Problem - On January 1, 20X1, Popular Creek Corporation organized RoadTime Company as a subsidiary in Switzerland with an initial investment cost of Swiss francs (SFr) 60,000. RoadTime December 31, 20X1, trial balance in SFr is as follows:
Debit Credit
Cash SFr 7,000
Accounts Receivable (net) 20,000
Receivable from Popular Creek 5,000
Inventory 25,000
Plant and Equipment 100,000
Accumulated Depreciation SFr 10,000
Accounts Payable 12,000
Bonds Payable 50,000
Common Stock 60,000
Sales 150,000
Cost of Goods Sold 70,000
Depreciation Expense 10,000
Operating Expense 30,000
Dividends Paid 15,000
Total 282,000 282,000
Additional Information
1. The receivable from Popular Creek is denominated in Swiss francs. Popular Creek books show a $4,000 payable to RoadTime.

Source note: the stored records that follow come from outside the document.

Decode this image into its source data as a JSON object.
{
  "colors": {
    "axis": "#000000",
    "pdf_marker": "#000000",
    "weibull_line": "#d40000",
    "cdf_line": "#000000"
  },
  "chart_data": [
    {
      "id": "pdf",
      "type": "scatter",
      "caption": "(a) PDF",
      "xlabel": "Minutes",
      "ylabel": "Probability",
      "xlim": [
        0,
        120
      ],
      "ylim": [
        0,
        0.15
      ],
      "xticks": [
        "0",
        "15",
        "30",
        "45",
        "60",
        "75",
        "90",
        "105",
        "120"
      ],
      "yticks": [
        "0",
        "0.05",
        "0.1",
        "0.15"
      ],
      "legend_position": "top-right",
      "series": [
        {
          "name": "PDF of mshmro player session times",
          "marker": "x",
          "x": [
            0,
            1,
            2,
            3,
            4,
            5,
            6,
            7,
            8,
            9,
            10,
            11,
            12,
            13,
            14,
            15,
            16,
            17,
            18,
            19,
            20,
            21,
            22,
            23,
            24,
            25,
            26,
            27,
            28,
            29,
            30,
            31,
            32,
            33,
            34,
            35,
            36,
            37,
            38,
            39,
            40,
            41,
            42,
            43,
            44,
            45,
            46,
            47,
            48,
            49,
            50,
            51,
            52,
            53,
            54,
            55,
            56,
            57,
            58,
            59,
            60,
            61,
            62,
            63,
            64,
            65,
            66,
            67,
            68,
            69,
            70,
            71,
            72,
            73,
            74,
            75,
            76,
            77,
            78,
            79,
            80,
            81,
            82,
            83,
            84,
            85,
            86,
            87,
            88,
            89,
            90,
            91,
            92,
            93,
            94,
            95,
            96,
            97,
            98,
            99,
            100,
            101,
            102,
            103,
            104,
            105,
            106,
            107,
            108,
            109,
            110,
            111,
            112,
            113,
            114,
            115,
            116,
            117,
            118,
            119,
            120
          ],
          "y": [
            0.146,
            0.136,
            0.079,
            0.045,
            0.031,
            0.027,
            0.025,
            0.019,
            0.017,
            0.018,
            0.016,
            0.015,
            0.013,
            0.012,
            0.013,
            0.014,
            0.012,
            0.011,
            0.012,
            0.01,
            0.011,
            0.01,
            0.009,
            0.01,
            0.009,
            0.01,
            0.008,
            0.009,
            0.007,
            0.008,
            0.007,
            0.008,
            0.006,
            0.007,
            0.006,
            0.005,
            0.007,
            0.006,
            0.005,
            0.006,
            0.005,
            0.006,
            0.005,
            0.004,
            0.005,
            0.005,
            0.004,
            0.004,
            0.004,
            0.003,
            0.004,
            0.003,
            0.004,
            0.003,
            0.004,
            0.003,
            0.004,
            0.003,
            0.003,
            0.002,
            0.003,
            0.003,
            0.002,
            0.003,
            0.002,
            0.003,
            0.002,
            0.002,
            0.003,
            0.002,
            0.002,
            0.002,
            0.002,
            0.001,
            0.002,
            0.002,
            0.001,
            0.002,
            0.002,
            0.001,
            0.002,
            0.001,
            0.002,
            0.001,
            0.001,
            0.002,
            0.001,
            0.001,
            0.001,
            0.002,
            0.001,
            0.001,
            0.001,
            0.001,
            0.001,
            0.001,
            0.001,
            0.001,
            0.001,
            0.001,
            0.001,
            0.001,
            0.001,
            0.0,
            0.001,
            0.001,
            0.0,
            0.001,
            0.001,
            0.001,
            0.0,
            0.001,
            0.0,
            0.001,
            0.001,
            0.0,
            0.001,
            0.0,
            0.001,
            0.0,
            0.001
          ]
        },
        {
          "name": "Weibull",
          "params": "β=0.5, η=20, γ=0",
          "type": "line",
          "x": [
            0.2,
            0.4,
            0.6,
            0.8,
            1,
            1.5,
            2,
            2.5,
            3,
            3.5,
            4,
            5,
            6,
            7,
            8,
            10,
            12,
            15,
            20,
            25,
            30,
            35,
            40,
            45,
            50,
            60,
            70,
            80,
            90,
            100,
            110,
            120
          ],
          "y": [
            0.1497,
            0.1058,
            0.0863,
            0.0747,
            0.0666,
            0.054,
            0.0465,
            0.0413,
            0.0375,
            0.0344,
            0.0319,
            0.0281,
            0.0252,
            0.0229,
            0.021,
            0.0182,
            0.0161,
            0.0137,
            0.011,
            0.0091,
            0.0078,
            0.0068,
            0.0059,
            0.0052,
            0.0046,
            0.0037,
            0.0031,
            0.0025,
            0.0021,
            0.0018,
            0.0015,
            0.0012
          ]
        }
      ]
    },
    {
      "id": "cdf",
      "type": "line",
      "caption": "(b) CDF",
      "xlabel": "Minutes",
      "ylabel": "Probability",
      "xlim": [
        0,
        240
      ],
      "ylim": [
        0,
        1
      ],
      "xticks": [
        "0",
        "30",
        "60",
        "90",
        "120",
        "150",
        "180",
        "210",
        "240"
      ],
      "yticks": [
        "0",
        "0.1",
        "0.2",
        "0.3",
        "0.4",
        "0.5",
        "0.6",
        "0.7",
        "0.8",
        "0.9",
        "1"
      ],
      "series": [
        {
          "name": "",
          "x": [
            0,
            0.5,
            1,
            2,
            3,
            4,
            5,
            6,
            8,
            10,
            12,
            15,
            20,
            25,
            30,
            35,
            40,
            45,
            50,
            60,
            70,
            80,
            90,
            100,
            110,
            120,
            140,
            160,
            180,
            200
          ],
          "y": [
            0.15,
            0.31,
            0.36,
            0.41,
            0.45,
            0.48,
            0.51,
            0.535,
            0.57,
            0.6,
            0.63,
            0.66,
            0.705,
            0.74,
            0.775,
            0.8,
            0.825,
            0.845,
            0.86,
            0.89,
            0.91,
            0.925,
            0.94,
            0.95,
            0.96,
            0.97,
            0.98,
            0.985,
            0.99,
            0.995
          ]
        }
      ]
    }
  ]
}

2. Purchases of inventory goods are made evenly during the year. Items in the ending inventory were purchased November 1.
3. Equipment is depreciated by the straight-line method with a 10-year life and no residual value. A full year depreciation is taken in the year of acquisition. The equipment was acquired on March 1.
4. The dividends were declared and paid on November 1.
5. Exchange rates were as follows:
January 1 SFr1 = 0.73
March 1 SFr1 = 0.74
November 1 SFr1 = 0.77
December 31 SFr1 = 0.80
20X1 Average SFr1 = 0.75
6. The Swiss franc is the functional currency.
Required - Prepare a schedule translating the December 31, 20X1, trial balance from Swiss francs to dollars.